“周郎中,你可有把握?”想到这儿,她忍不住问道。
“稳妥些治的话,一年。”周郎中竖起了手指头,晃了晃手,“但,治也有风险,他积毒太深,我就算能将他的毒全清除,可他这憨劲……”
“只要他能活着。”大当家的神情有些沉重,垂头想了许久,咬着牙抬头给了答案,“不管你要我做什么,只要他能活着。”
“好。”周郎中深深的看了他一眼,点了点头,起身走到了书桌前,憨娃这儿的书墨都是现成的,他随手裁了一小片,拿起了笔,边写边说道,“这些东西,我都有带的,我需要一个土灶……不是,你找个屋,让人挖个地灶,上面可以架上陶锅。”
“陶锅?”大当家的一愣。
“这些就交给我的,你给我派两个稳当的不会废话的人来助我就行。”周郎中笑道,看了旁边的离城一眼,“大当家的是忙大事的,离副将这次来可是为了正事,这里就交给我吧。”
“多谢周郎中。”大当家的站了起来,深深一揖。
“不用谢我。”周郎中笑了笑,“我也是受十九爷所托。”
大当家的点了点头,冲着离城作了个请的动手:“劳离副将久等了。”
“无妨。”离城摇头,跟着一起出去,接着商谈后面的事去了。
没一会儿,喜婶子便领着几个年轻人到了门外。
周郎中也不客气,直接让人在院子里挖了个地坑,在上面埋上了陶缸,搬了枯树段烧了起来。
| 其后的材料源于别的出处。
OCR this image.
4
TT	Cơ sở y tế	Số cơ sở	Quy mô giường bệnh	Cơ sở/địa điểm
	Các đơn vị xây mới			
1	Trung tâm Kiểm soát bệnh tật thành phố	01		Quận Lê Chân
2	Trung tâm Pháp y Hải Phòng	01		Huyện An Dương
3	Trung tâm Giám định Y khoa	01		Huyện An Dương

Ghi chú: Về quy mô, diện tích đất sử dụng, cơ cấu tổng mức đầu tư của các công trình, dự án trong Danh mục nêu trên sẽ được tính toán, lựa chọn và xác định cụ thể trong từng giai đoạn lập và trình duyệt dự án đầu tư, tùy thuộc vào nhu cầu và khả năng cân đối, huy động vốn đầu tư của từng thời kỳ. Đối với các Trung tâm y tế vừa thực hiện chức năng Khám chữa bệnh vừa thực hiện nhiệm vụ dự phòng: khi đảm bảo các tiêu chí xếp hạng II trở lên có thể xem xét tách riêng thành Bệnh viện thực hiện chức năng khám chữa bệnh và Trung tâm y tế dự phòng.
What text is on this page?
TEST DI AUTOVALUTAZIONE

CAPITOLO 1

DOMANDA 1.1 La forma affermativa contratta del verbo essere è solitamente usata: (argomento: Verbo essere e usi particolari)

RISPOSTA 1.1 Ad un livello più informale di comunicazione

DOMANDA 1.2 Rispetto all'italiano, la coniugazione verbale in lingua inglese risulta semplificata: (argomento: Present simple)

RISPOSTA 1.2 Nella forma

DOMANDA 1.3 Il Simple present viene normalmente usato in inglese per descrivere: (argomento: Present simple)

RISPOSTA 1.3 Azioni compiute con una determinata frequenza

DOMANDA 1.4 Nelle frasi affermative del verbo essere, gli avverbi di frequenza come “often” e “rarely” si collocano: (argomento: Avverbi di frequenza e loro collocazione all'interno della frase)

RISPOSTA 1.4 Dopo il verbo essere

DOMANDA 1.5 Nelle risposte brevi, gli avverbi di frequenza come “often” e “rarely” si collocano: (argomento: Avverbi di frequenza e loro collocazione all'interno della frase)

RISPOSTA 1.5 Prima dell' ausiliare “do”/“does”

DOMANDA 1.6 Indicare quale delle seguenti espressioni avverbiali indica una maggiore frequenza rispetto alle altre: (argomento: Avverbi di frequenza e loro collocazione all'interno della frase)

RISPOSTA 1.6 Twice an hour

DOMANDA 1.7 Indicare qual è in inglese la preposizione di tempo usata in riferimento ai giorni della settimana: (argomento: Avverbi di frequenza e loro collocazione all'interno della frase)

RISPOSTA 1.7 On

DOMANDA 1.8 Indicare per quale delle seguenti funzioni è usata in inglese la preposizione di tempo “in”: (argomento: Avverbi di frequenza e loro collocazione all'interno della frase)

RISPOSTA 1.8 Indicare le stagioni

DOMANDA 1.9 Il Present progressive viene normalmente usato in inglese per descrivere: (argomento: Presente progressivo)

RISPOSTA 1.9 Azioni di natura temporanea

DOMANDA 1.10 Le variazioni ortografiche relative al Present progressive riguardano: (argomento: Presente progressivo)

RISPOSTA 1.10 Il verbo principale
陶缸里倒了八成的水,周郎中拿着药材,一样一样的顺序往里面加,边加边搅。
夏凤知在边上看得奇怪,不过,想到屋里还扎着针躺着的憨娃,她又压下了心里的疑惑。
“你回屋吧,这些药味儿不合适你。”周郎中又扔了一样,抬头瞅了她一眼,漫不经心的说道。
“这是要给他泡药澡么?”夏凤知不太放心,退后了几步,打量着那个陶缸。
“没错。”周郎中点头,又瞅了她一眼,“你见过?”
“听说过。”夏凤知点了点头,想了想,让喜婶子搬了一把椅子放在了檐下,她远远的坐在那儿围观。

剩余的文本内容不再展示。